27. On whether the respondent was entitled to the damages, there is no dispute that there was sugar cane pre-existing in the respondent’s land at the time parties entered into the contract. The respondent testified as PW1. It was his testimony that the cane was 8 months old and the farm’s acreage was 0. 59 acres, he expected 50 tonnes and the sugar prices were Kshs. 4,500/= per tonne. The appellants’ witnesses did not rebut this position. On the cycles which a farmer should be compensated, it was settled by the Court of Appeal in Kisumu Civil Appeal No. 138 of 2017 South Nyanza Sugar Company vs Awino Oreko it was held:-“The contract itself was for a period of five years or until one plant crop and two ratoons were harvested on the plot, whichever period would be less. The evidence accepted by both courts below, and which has not been challenged before us, is that Sony was guilty of breach by failing to harvest the plant crop. Once the plant crop was not harvested, it dried and the ratoon crops could not grow. This was a natural consequence of the breach. It is therefore reasonably foreseeable that failure to harvest the plant crop would imperil the subsequent ratoon crop and naturally, so too, the 2nd ratoon crop. In this way a loss of the plant crop was also a loss of the two ratoon crops.”
28. In considering the damages the respondent was entitled to, the trial Magistrate held as follows:-“From the contract the defendant planted cane on 0. 5 acres which I find could have yielded 43. 75 tonnes of cane based on the average yield of 95. 81. This cane was planted in May 2011 was to mature in May 2013 when the cane prices were Kshs. 3,800 for the plant crop, the plaintiff therefore lost 43. 75 ×3,800 =166,250/= for the 1st ratoon which was to mature between May 2015 when prices had developed to 3,100…the 1st ratoon reduced by 25% that is 75/100 × 43. 75 × 3,100 = 101,718. 75. the 2nd ratoon will again reduce by 25% for the 1st ratoon as per the KESREF report 75/100 × 32. 8125 which is 24. 6 tonnes and the price had reduced to 3,800. The 2nd ratoon is therefore 2416 × 3,800=93,515. 6 and the total therefore was 166,250 + 101,718. 75 + 93,515. 62 = 361, 484. 40. ”

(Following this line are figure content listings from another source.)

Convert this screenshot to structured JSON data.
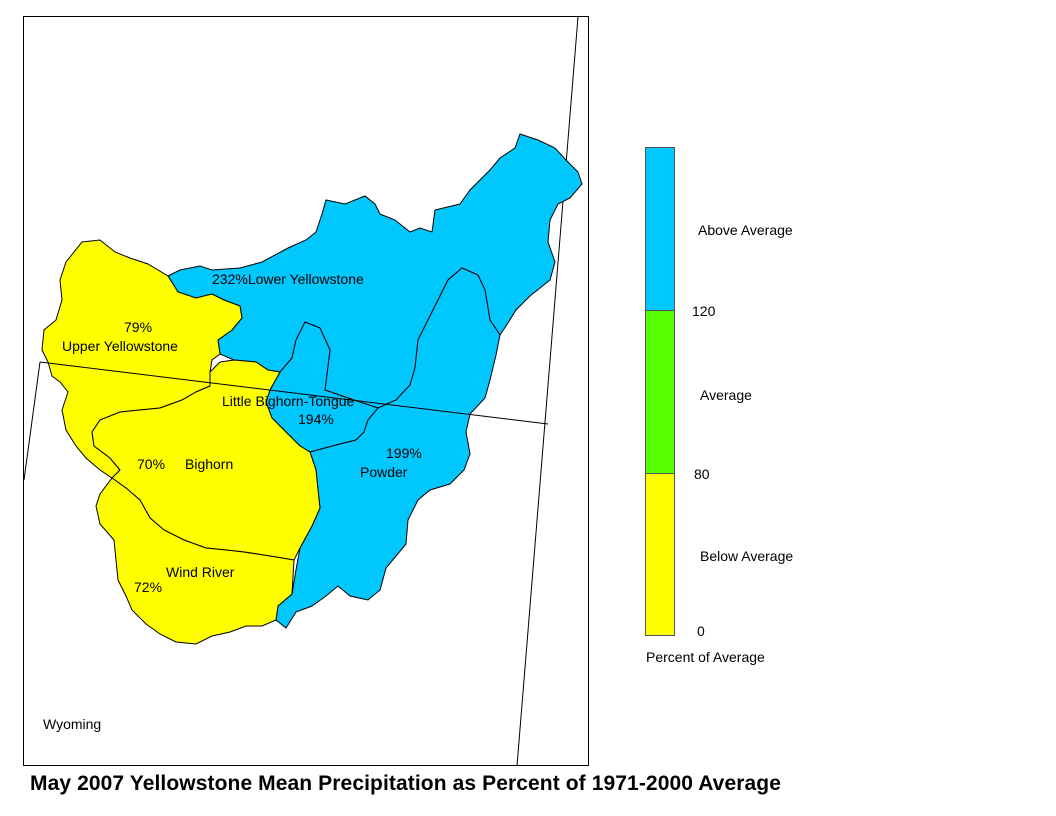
{
  "title": "May 2007 Yellowstone Mean Precipitation as Percent of 1971-2000 Average",
  "state_label": "Wyoming",
  "colors": {
    "above": "#00c8ff",
    "average": "#55ff00",
    "below": "#ffff00",
    "boundary": "#000000"
  },
  "basins": [
    {
      "name": "Lower Yellowstone",
      "percent": "232%",
      "category": "above"
    },
    {
      "name": "Upper Yellowstone",
      "percent": "79%",
      "category": "below"
    },
    {
      "name": "Little Bighorn-Tongue",
      "percent": "194%",
      "category": "above"
    },
    {
      "name": "Powder",
      "percent": "199%",
      "category": "above"
    },
    {
      "name": "Bighorn",
      "percent": "70%",
      "category": "below"
    },
    {
      "name": "Wind River",
      "percent": "72%",
      "category": "below"
    }
  ],
  "legend": {
    "title": "Percent of Average",
    "classes": [
      {
        "label": "Above Average",
        "category": "above"
      },
      {
        "label": "Average",
        "category": "average"
      },
      {
        "label": "Below Average",
        "category": "below"
      }
    ],
    "breaks": [
      "120",
      "80",
      "0"
    ]
  }
}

29. The trial Magistrate went on to further deduct the transport and harvest charges and found the respondent was entitled to Kshs. 240, 881. 50.

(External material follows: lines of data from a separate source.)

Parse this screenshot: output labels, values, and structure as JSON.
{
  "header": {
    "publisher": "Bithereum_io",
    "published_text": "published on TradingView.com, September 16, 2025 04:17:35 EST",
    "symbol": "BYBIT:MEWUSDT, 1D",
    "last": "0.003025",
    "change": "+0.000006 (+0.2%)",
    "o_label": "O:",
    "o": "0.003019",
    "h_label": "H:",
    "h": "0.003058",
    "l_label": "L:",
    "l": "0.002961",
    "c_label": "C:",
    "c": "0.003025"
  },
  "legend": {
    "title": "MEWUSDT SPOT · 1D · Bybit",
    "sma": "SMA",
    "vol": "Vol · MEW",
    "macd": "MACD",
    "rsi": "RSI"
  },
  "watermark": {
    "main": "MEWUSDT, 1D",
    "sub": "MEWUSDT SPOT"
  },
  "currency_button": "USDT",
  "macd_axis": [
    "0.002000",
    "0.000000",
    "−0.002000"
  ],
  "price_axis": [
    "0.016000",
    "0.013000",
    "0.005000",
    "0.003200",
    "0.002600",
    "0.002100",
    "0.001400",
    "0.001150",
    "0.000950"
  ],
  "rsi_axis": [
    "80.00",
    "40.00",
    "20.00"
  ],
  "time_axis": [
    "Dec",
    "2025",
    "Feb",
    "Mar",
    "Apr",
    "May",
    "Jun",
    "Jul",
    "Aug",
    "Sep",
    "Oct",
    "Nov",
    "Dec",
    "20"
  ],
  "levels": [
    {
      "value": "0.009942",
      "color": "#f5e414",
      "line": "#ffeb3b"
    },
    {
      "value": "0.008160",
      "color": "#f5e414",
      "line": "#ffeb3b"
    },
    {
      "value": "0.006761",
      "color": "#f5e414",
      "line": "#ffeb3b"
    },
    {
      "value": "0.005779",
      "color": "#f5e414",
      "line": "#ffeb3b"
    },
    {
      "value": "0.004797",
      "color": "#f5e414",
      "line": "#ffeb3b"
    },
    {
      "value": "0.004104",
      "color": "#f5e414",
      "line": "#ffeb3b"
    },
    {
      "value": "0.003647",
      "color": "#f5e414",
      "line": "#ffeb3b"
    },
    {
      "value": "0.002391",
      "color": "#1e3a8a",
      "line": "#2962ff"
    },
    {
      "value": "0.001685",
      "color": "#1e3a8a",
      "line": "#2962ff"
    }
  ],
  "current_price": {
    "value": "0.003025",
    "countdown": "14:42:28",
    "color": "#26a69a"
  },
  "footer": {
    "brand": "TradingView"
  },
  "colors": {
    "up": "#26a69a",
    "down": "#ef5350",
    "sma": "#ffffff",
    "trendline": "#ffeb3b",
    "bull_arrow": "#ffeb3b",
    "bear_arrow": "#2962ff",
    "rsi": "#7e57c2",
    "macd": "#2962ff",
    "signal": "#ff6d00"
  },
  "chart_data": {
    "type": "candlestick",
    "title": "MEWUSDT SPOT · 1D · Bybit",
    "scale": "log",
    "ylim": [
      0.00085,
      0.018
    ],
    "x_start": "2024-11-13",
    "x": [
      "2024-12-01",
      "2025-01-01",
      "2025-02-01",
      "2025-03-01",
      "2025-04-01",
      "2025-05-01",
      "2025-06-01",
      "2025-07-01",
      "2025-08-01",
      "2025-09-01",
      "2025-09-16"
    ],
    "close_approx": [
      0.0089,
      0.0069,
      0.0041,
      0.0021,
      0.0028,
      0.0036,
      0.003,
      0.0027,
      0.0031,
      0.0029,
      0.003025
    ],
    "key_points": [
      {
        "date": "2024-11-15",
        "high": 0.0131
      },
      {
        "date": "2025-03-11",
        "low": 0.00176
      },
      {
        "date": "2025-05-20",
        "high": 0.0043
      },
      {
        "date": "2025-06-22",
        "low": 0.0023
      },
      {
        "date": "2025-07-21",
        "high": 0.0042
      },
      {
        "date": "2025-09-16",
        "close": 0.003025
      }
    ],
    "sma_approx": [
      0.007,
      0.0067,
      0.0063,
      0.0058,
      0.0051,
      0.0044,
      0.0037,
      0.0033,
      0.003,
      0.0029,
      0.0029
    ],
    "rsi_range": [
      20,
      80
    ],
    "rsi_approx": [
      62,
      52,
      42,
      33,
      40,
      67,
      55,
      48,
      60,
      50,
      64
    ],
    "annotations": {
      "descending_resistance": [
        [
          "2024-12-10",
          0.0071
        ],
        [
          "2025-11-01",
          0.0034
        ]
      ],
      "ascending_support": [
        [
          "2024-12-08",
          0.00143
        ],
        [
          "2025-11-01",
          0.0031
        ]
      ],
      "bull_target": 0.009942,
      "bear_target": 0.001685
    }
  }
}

30. The KESREF report shows that the cane price was Kshs. 3,800/= at the time of harvest in May 2011. The 1st ratoon would have been priced at Kshs. 3,100/=. The trial Magistrate calculated the price of the 2nd ratoon at Kshs. 3,800/= which I suppose should not be the case since the 2nd ratoon reduces by a further 25% therefore the price would be Kshs. 3,100/= or thereabouts. The reduction of the 1st ratoon brought the tonnage to 32. 81. The 2nd ratoon reduces by a further 25% and the 2nd ratoons tonnage is 24. 61 tonnes. The computation of the 2nd ratoon therefore should have been:-24. 61 × 3,100= 76,283. 25. The total computation of damages for the plant crop, 1st and 2nd ratoons would therefore have been166,250 +101,718. 75+76,283. 25= 344,252/=
31. On the applicable statutory deductions and other expenses, it is a matter of fact and should be proved by evidence. If at all the plant crop and the ratoons were not harvested, there is no justification in expecting that harvesting charges would apply.
32. The foregone position is that the appeal dated 25/8/2022 partially succeeds. The following orders do issue:-a.The Judgement and Decree of the Hon. Munguti dated and delivered on 27/7/2022 in Migori CMCC No. 1310 of 2016 is hereby set aside.b.The respondent is entitled to damages of Kshs. 344, 252/=.c.The appellant is awarded costs of this appeal.d.The interest on the damages shall run from the date of filing the suit.e.The interest on costs shall run from the date of judgement.
DATED, DELIVERED AND SIGNED AT MIGORI THIS 18TH DAY OF JULY, 2023. R. WENDOHJUDGEJudgement delivered in the presence of;No appearance for the Appellant.No appearance for the Respondent.Emma / Phelix Court Assistant.